A green marker now announces the bumpy block of Haynie Street as “Reverend Jesse L. Jackson Sr. Street.” But nothing identifies the little white-sided house as the one where Jackson was born, to a teenaged mother who couldn’t afford a hospital stay.
That house wouldn’t have an indoor toilet for more than a decade after his birth, says Freddie Clinkscales, 84, whose family bought the home a little before she started at Sterling High School, graduating with Jackson in 1959.
“When we moved there we had to go outside and use the bathroom,” she says. “And my parents added on two more rooms and a bathroom to be on the inside of the house.”
It’s still barely 1,200 square feet, obviously one of the three oldest houses on the block amid a slew of new construction booming in Greenville.
Connected to Greenville for life
Jackson’s Greenville friends marveled at how he made the time to stay in touch.
The Rev. Hall was just 25 when he was sent to pastor Greenville’s large Black church, and he and his family hosted the youth council. The family’s commitment to the NAACP also included taking in baseball legend Jackie Robinson when Greenville hotels refused him service, and their help getting Robinson back to the airport led to an effort to desegregate airport waiting rooms.

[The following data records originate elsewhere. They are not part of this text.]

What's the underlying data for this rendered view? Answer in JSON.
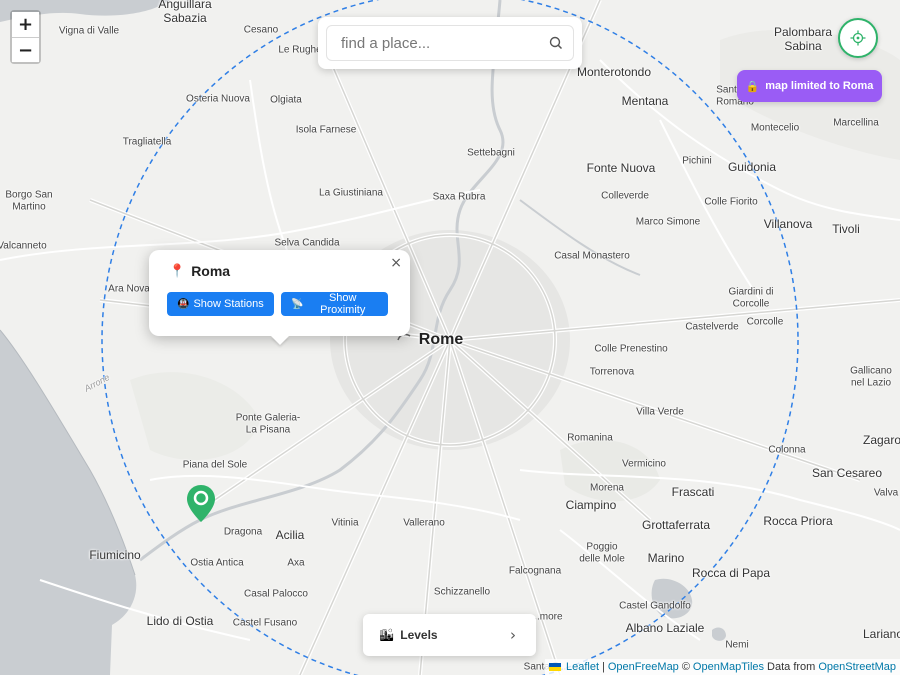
{
  "map": {
    "center_label": "Rome",
    "places": [
      {
        "name": "Anguillara\nSabazia",
        "cls": "mid"
      },
      {
        "name": "Vigna di Valle",
        "cls": "minor"
      },
      {
        "name": "Cesano",
        "cls": "minor"
      },
      {
        "name": "Le Rughe",
        "cls": "minor"
      },
      {
        "name": "Palombara\nSabina",
        "cls": "mid"
      },
      {
        "name": "Monterotondo",
        "cls": "mid"
      },
      {
        "name": "Mentana",
        "cls": "mid"
      },
      {
        "name": "Sant'A...\nRomano",
        "cls": "minor"
      },
      {
        "name": "Montecelio",
        "cls": "minor"
      },
      {
        "name": "Marcellina",
        "cls": "minor"
      },
      {
        "name": "Osteria Nuova",
        "cls": "minor"
      },
      {
        "name": "Olgiata",
        "cls": "minor"
      },
      {
        "name": "Isola Farnese",
        "cls": "minor"
      },
      {
        "name": "Tragliatella",
        "cls": "minor"
      },
      {
        "name": "Settebagni",
        "cls": "minor"
      },
      {
        "name": "Fonte Nuova",
        "cls": "mid"
      },
      {
        "name": "Pichini",
        "cls": "minor"
      },
      {
        "name": "Guidonia",
        "cls": "mid"
      },
      {
        "name": "Borgo San\nMartino",
        "cls": "minor"
      },
      {
        "name": "La Giustiniana",
        "cls": "minor"
      },
      {
        "name": "Saxa Rubra",
        "cls": "minor"
      },
      {
        "name": "Colleverde",
        "cls": "minor"
      },
      {
        "name": "Colle Fiorito",
        "cls": "minor"
      },
      {
        "name": "Marco Simone",
        "cls": "minor"
      },
      {
        "name": "Villanova",
        "cls": "mid"
      },
      {
        "name": "Tivoli",
        "cls": "mid"
      },
      {
        "name": "Valcanneto",
        "cls": "minor"
      },
      {
        "name": "Selva Candida",
        "cls": "minor"
      },
      {
        "name": "Casal Monastero",
        "cls": "minor"
      },
      {
        "name": "Ara Nova",
        "cls": "minor"
      },
      {
        "name": "Giardini di\nCorcolle",
        "cls": "minor"
      },
      {
        "name": "Castelverde",
        "cls": "minor"
      },
      {
        "name": "Corcolle",
        "cls": "minor"
      },
      {
        "name": "Colle Prenestino",
        "cls": "minor"
      },
      {
        "name": "Torrenova",
        "cls": "minor"
      },
      {
        "name": "Gallicano\nnel Lazio",
        "cls": "minor"
      },
      {
        "name": "Arrone",
        "cls": "road"
      },
      {
        "name": "Villa Verde",
        "cls": "minor"
      },
      {
        "name": "Ponte Galeria-\nLa Pisana",
        "cls": "minor"
      },
      {
        "name": "Romanina",
        "cls": "minor"
      },
      {
        "name": "Zagaro",
        "cls": "mid"
      },
      {
        "name": "Colonna",
        "cls": "minor"
      },
      {
        "name": "Piana del Sole",
        "cls": "minor"
      },
      {
        "name": "Vermicino",
        "cls": "minor"
      },
      {
        "name": "San Cesareo",
        "cls": "mid"
      },
      {
        "name": "Morena",
        "cls": "minor"
      },
      {
        "name": "Frascati",
        "cls": "mid"
      },
      {
        "name": "Valva",
        "cls": "minor"
      },
      {
        "name": "Ciampino",
        "cls": "mid"
      },
      {
        "name": "Dragona",
        "cls": "minor"
      },
      {
        "name": "Acilia",
        "cls": "mid"
      },
      {
        "name": "Vitinia",
        "cls": "minor"
      },
      {
        "name": "Vallerano",
        "cls": "minor"
      },
      {
        "name": "Grottaferrata",
        "cls": "mid"
      },
      {
        "name": "Rocca Priora",
        "cls": "mid"
      },
      {
        "name": "Fiumicino",
        "cls": "mid"
      },
      {
        "name": "Ostia Antica",
        "cls": "minor"
      },
      {
        "name": "Axa",
        "cls": "minor"
      },
      {
        "name": "Poggio\ndelle Mole",
        "cls": "minor"
      },
      {
        "name": "Marino",
        "cls": "mid"
      },
      {
        "name": "Falcognana",
        "cls": "minor"
      },
      {
        "name": "Rocca di Papa",
        "cls": "mid"
      },
      {
        "name": "Casal Palocco",
        "cls": "minor"
      },
      {
        "name": "Schizzanello",
        "cls": "minor"
      },
      {
        "name": "Castel Gandolfo",
        "cls": "minor"
      },
      {
        "name": "Lido di Ostia",
        "cls": "mid"
      },
      {
        "name": "Castel Fusano",
        "cls": "minor"
      },
      {
        "name": "Albano Laziale",
        "cls": "mid"
      },
      {
        "name": "Lariano",
        "cls": "mid"
      },
      {
        "name": "Nemi",
        "cls": "minor"
      },
      {
        "name": "...more",
        "cls": "minor"
      },
      {
        "name": "Santa P...",
        "cls": "minor"
      }
    ]
  },
  "zoom": {
    "in_label": "+",
    "out_label": "−"
  },
  "search": {
    "placeholder": "find a place..."
  },
  "limit_badge": {
    "label": "map limited to Roma",
    "icon": "lock-icon"
  },
  "popup": {
    "title": "Roma",
    "close_label": "×",
    "pin_icon": "📍",
    "buttons": [
      {
        "label": "Show Stations",
        "icon": "🚇"
      },
      {
        "label": "Show Proximity",
        "icon": "📡"
      }
    ]
  },
  "levels": {
    "label": "Levels",
    "icon": "🏙",
    "chevron": "›"
  },
  "attribution": {
    "leaflet": "Leaflet",
    "sep": "|",
    "openfreemap": "OpenFreeMap",
    "copyright": "©",
    "openmaptiles": "OpenMapTiles",
    "data_from": "Data from",
    "osm": "OpenStreetMap"
  },
  "colors": {
    "accent_blue": "#1a7ef2",
    "limit_purple": "#9a5cf5",
    "marker_green": "#2fb36a",
    "radius_circle": "#2f7fe6",
    "water": "#c9cdd1"
  }
}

“It was then that we decided that we would march on the airport, and Jesse Jackson was a part of that. And he then became involved in the movement of the young people when they were sitting in at lunch counters and in the library,” Hall recalls.
“We just kept the fact going because of what my father taught me, and what I believed and what I read in the Bible about what God intended for us to be and not what the racist country intended to make us: What I am right now, Baptist preacher, but one who is not afraid.”
Their friendship continued after the Halls moved to Philadelphia, and years later, between his 1984 and 1988 presidential campaigns, Jackson would officiate the wedding of Hall’s daughter.
On the Greenville Eight’s 40th anniversary, Jackson also brought some of them to Chicago for a celebration. Wright was among them, and on Monday, she dressed up and waited her turn in the line outside the Capitol to say goodbye to her friend.
“It was how he made you feel,” Wright says. “And then when he coined the phrase, ‘I am somebody,’ I think it was carrying on what he had felt was who he was. He was somebody and he was loved.”